Nikon D3S with AF-S 24-120mm f4 VR


Nikon D3S with AF-S 24-120mm f4 VR


Nikon D3S with AF-S 600mm f4 VR, TC-17E II


Nikon D3S with AF-S 600mm f4 VR, TC-17E II

As the sun sets on yet another Excellent Photo Adventure at Bosque del Apache, I am already looking forward to next year…


Nikon D3S with AF-S 600mm f4 VR, TC-14E II

Bosque del Apache… Pretty When They Preen

Preening is nearly as essential to a bird’s well being as eating. Keeping their feathers in top shape is important to their well-being so they can fly and for warmth and protection. Most birds have up to 25,000 feathers and preening removes dust, dirt, and parasites while also aligning each feather…


Nikon D3S with AF-S 600mm f4 VR, TC-14E II

There is a grace and beauty as they stretch their necks to reach each and every feather. I can spend hours watching and photographing preening birds and early mornings at Bosque are great for capturing this activity as they awaken and begin their day preening themselves…


Nikon D3S with AF-S 600mm f4 VR, TC-14E II

I tell my fellow adventurers to stay locked on a preening bird as the final steps are the wing flap, a beautiful display. The challenge at Bosque is not to find a preening bird but, rather to isolate just one from the thousands. while I love to move in really tight, it’s important to leave enough room on the sides and top for the wing flap to avoid chopping off wing tips or heads. Continuous advance helps me to capture the peak of action…


Nikon D3S with AF-S 600mm f4 VR

Bosque del Apache…Not Just Geese And Cranes

While most people come to Bosque for the Snow Geese and Sandhill Cranes that winter over here, there are many other species of birds that make wonderful subjects. Northern Pintails are a bit skittish and will move away when approached but, if you have patience and sit still they will soon move within range…


Nikon D3S with AF-S 600mm f4 VR, TC-17E II

Road Runners can normally be found hunting along the side of the road, near the bushes. Once they go into hunting mode, it’s pretty easy to approach to within photographic range. This one was on the hunt and as it ran along the berm near one of the ponds, he stopped long enough for a few quick photos…

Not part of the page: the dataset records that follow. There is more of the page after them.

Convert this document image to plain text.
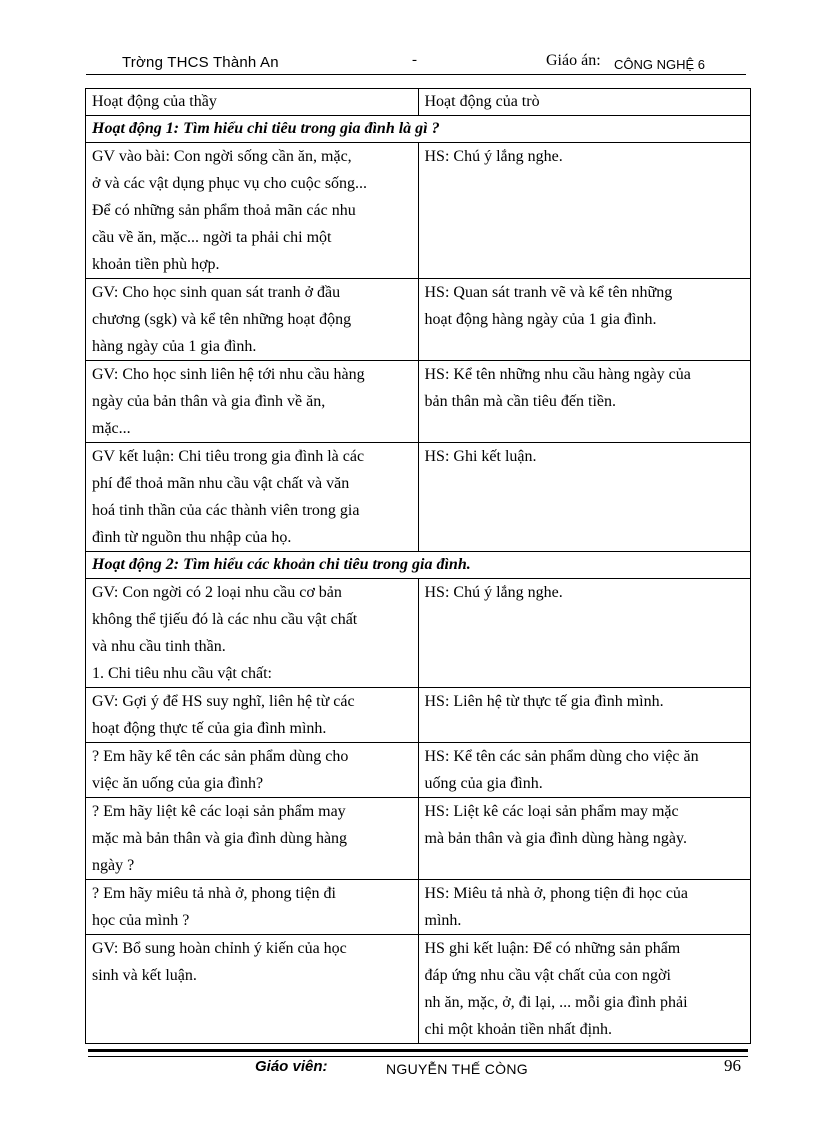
Trờng THCS Thành An	-	Giáo án: CÔNG NGHỆ 6
Hoạt động của thầy	Hoạt động của trò
Hoạt động 1: Tìm hiểu chi tiêu trong gia đình là gì ?	

GV vào bài: Con ngời sống cần ăn, mặc,
ở và các vật dụng phục vụ cho cuộc sống...
Để có những sản phẩm thoả mãn các nhu
cầu về ăn, mặc... ngời ta phải chi một
khoản tiền phù hợp.	HS: Chú ý lắng nghe.

GV: Cho học sinh quan sát tranh ở đầu
chương (sgk) và kể tên những hoạt động
hàng ngày của 1 gia đình.	HS: Quan sát tranh vẽ và kể tên những
hoạt động hàng ngày của 1 gia đình.

GV: Cho học sinh liên hệ tới nhu cầu hàng
ngày của bản thân và gia đình về ăn,
mặc...	HS: Kể tên những nhu cầu hàng ngày của
bản thân mà cần tiêu đến tiền.

GV kết luận: Chi tiêu trong gia đình là các
phí để thoả mãn nhu cầu vật chất và văn
hoá tinh thần của các thành viên trong gia
đình từ nguồn thu nhập của họ.	HS: Ghi kết luận.

Hoạt động 2: Tìm hiểu các khoản chi tiêu trong gia đình.	

GV: Con ngời có 2 loại nhu cầu cơ bản
không thể tjiếu đó là các nhu cầu vật chất
và nhu cầu tinh thần.
1. Chi tiêu nhu cầu vật chất:	HS: Chú ý lắng nghe.

GV: Gợi ý để HS suy nghĩ, liên hệ từ các
hoạt động thực tế của gia đình mình.	HS: Liên hệ từ thực tế gia đình mình.

? Em hãy kể tên các sản phẩm dùng cho
việc ăn uống của gia đình?	HS: Kể tên các sản phẩm dùng cho việc ăn
uống của gia đình.

? Em hãy liệt kê các loại sản phẩm may
mặc mà bản thân và gia đình dùng hàng
ngày ?	HS: Liệt kê các loại sản phẩm may mặc
mà bản thân và gia đình dùng hàng ngày.

? Em hãy miêu tả nhà ở, phong tiện đi
học của mình ?	HS: Miêu tả nhà ở, phong tiện đi học của
mình.

GV: Bổ sung hoàn chỉnh ý kiến của học
sinh và kết luận.	HS ghi kết luận: Để có những sản phẩm
đáp ứng nhu cầu vật chất của con ngời
nh ăn, mặc, ở, đi lại, ... mỗi gia đình phải
chi một khoản tiền nhất định.
Giáo viên:	NGUYỄN THẾ CÒNG	96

Nikon D3S with AF-S 600mm f4 VR, TC-14E II

The current raptor count at Bosque is seventeen. While driving the loop we saw several Northern Harriers (easily identified by the white strip one their tail feathers) working the fields and decided to try and photograph them. They can be a bit difficult to photograph as they cover a great distance while on the hunt and their flight pattern is a bit erratic. You just get one in the viewfinder and it dips, twists or soars away. With enough patience, you can get “lucky” like we did here…


Nikon D3S with AF-S 600mm f4 VR, TC-14E II

There are many species birds to aim your lens at when visiting Bosque del Apache. We have dedicated a short period of time each afternoon to working a few.